Indeed, national evaluation data from the Center for Mental Health Services (CMHS) reinforce the point that many children and youth with serious emotional disturbance are not receiving special education services.
Specifically, students with serious emotional disturbance fail more classes; miss more days of school; have lower grades; are retained at the same grade level; drop out more frequently; have a lower graduation rate; and have a higher dropout rate than other students with disabilities.
The education system has struggled to accommodate the needs of children and youth with serious emotional disturbance and to effectively integrate them into mainstream classrooms.

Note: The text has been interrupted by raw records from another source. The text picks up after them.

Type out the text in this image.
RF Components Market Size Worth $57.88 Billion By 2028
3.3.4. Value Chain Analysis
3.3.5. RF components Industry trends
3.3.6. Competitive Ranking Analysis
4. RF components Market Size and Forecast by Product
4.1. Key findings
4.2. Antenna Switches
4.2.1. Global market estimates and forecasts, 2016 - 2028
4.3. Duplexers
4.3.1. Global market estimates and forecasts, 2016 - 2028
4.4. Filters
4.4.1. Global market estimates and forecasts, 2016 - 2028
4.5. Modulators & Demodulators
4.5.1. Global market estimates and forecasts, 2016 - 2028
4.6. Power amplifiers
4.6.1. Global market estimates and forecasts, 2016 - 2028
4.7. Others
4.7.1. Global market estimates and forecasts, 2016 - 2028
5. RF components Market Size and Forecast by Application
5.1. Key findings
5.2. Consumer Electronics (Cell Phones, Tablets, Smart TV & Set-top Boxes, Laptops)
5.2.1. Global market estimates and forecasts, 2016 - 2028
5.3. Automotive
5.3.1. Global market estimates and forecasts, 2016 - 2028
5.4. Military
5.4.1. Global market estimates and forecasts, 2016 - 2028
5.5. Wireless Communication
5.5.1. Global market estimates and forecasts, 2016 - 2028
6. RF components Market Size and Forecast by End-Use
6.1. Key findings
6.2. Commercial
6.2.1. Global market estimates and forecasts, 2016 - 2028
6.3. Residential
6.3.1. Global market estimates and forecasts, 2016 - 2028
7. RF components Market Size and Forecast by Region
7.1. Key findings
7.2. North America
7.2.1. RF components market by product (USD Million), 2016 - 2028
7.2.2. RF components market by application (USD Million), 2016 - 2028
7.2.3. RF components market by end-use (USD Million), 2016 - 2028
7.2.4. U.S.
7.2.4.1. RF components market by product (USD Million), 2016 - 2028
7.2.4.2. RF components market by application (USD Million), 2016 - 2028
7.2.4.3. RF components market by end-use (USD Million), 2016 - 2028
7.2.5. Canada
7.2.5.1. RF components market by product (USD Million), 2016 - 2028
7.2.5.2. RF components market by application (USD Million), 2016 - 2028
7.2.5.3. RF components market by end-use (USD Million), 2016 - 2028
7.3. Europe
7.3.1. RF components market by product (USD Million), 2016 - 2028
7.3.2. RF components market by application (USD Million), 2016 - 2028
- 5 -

In 1984, Congress authorized the National Institute of Mental Health to start the Child and Adolescent Service System Program (CASSP) to help states develop comprehensive, community-based systems of care for emotionally disturbed children and youth.
However, neither IDEA nor CASSP has had a significant impact on the education of children with serious emotional disturbance, as observed by Congress during the 1990 reauthorization of IDEA. As a result, the U.S. Department of Education developed the National Agenda for Achieving Better Results for Children and Youth with Serious Emotional Disturbance. The Agenda’s targets include expanding positive learning opportunities; strengthening school and community capacity; addressing issues of diversity; collaborating with families; promoting appropriate assessment; providing ongoing skill development; and creating comprehensive and collaborative systems.
Education plays a critical role in the development of children. Positive learning experiences help to prevent emotional and behavioral problems. Furthermore, schools provide a logical setting for both early identification of children at risk for serious emotional disturbance and for effective provision of services.